Fast forward to today’s fashion for STEM toys. These toys are supposed to do all the work that my father did with me on those cold Saturdays. A little robot that runs around on the floor is supposed to replace building and learning. A box of parts that fit together like Lego and animated with a few lines of code should be enough for any kid to get a body of knowledge so deep that we won’t be plunged into a dark pit of ignorance come 2040.

But they toys don’t work. I’ve been very critical of modern STEM toys because they are just toys. The only things I’ve found remotely education are Scratch, with its BASIC-like mental syntax, and Adafruit products that require actual soldering. Every other one, from the Nintendo Labo to the broken robot at the bottom of our basement stairs, are junk.

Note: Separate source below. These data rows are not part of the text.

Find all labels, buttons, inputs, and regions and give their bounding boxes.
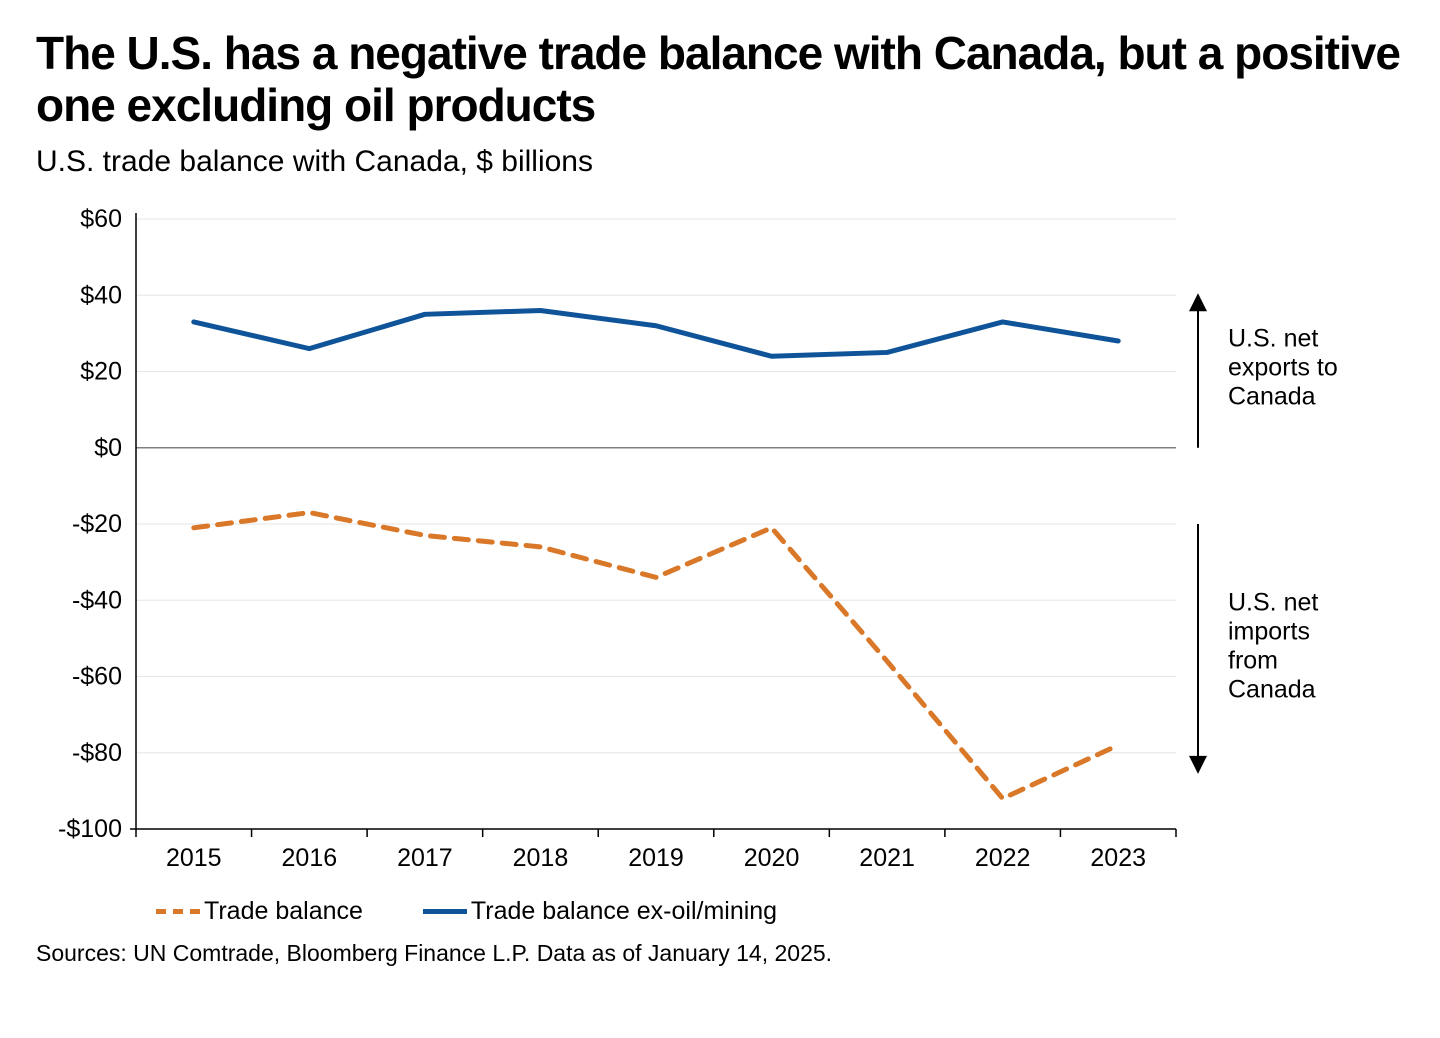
exports-annotation: exports to	[1228, 354, 1338, 382]
y-tick-label: $60	[80, 205, 122, 233]
legend: Trade balance Trade balance ex-oil/minin…	[156, 897, 1404, 926]
y-tick-label: -$40	[72, 586, 122, 614]
y-tick-label: -$20	[72, 510, 122, 538]
x-tick-label: 2016	[282, 844, 338, 872]
x-tick-label: 2019	[628, 844, 684, 872]
arrow-down-icon	[1189, 756, 1207, 774]
line-chart: $60 $40 $20 $0 -$20 -$40 -$60 -$80 -$100 2015 2016…	[36, 189, 1404, 889]
y-tick-label: $0	[94, 434, 122, 462]
y-tick-label: $40	[80, 281, 122, 309]
imports-annotation: imports	[1228, 617, 1310, 645]
exports-annotation: U.S. net	[1228, 325, 1318, 353]
x-tick-label: 2023	[1090, 844, 1146, 872]
x-tick-label: 2020	[744, 844, 800, 872]
legend-item-ex-oil: Trade balance ex-oil/mining	[423, 897, 777, 926]
legend-swatch-trade-balance	[156, 906, 200, 917]
y-tick-label: -$80	[72, 739, 122, 767]
chart-subtitle: U.S. trade balance with Canada, $ billio…	[36, 145, 1404, 179]
y-tick-label: -$100	[58, 815, 122, 843]
x-tick-label: 2015	[166, 844, 222, 872]
legend-label: Trade balance ex-oil/mining	[471, 897, 777, 926]
exports-annotation: Canada	[1228, 383, 1316, 411]
y-tick-label: -$60	[72, 663, 122, 691]
legend-label: Trade balance	[204, 897, 363, 926]
chart-area: $60 $40 $20 $0 -$20 -$40 -$60 -$80 -$100 2015 2016…	[36, 189, 1404, 889]
legend-swatch-ex-oil	[423, 906, 467, 917]
x-tick-label: 2017	[397, 844, 453, 872]
legend-item-trade-balance: Trade balance	[156, 897, 363, 926]
series-trade_balance	[194, 513, 1118, 799]
imports-annotation: Canada	[1228, 675, 1316, 703]
imports-annotation: from	[1228, 646, 1278, 674]
x-tick-label: 2022	[975, 844, 1031, 872]
x-tick-label: 2018	[513, 844, 569, 872]
chart-title: The U.S. has a negative trade balance wi…	[36, 28, 1404, 131]
series-trade_balance_ex_oil	[194, 311, 1118, 357]
x-tick-label: 2021	[859, 844, 915, 872]
y-tick-label: $20	[80, 358, 122, 386]
imports-annotation: U.S. net	[1228, 588, 1318, 616]
arrow-up-icon	[1189, 293, 1207, 311]
source-text: Sources: UN Comtrade, Bloomberg Finance …	[36, 940, 1404, 967]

It’s our responsibility as parents to educate. There’s not much opportunity to do that anymore. Education without a goal is empty. I learned by tearing down and building up. It’s hard to do that these days when everything is deeply disposable. But maybe there’s hope. I’ve vowed to show my kids the command line, the protocols, and the code behind their favorite games. My son owns Bitcoin and he follows the price like a stock trader. My daughter builds Raspberry Pi things on a regular basis, understanding that she holds a computer, not a toy, in her small hand. We learn how to fix broken things, opening old gadgets from my childhood, cleaning the contacts, replacing the batteries. One of our favorite games is the Dungeons & Dragons Computer Labyrinth, a game we resurrected with a little careful troubleshooting.

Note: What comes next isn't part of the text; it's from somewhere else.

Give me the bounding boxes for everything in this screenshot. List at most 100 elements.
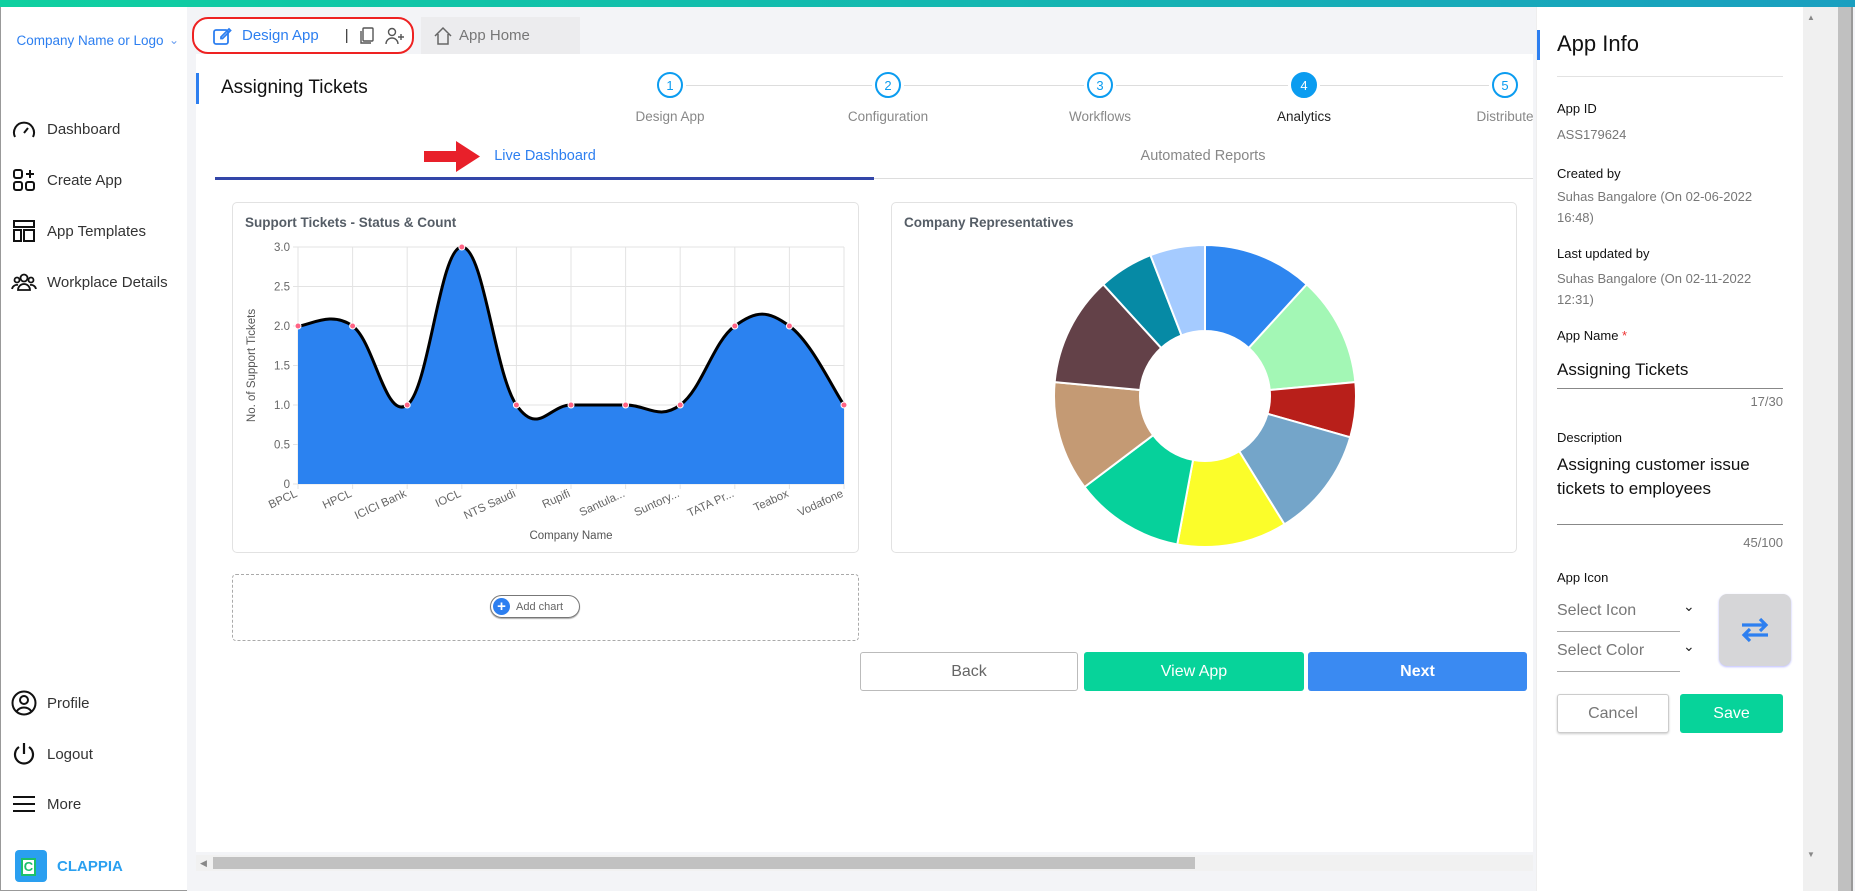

This fiddling is obviously not the same as what I did with my dad. I doubt I’ll be able to recreate those mornings, as much as I hated them then and love them now. Maybe my days of cold garages and NPR are over. And maybe all our children deserve are Logo Turtles made out of injection-molded plastic. But I’m willing to bet that somewhere out there there’s a kid who wants to do, not be told to do, and at the end of the project wants to feel the wind in her hair and smell a cold snap coming across the plains, crisp and clear and full of the future. And it’s our job to provide that feeling, no matter what. We can’t offload that onto a toy.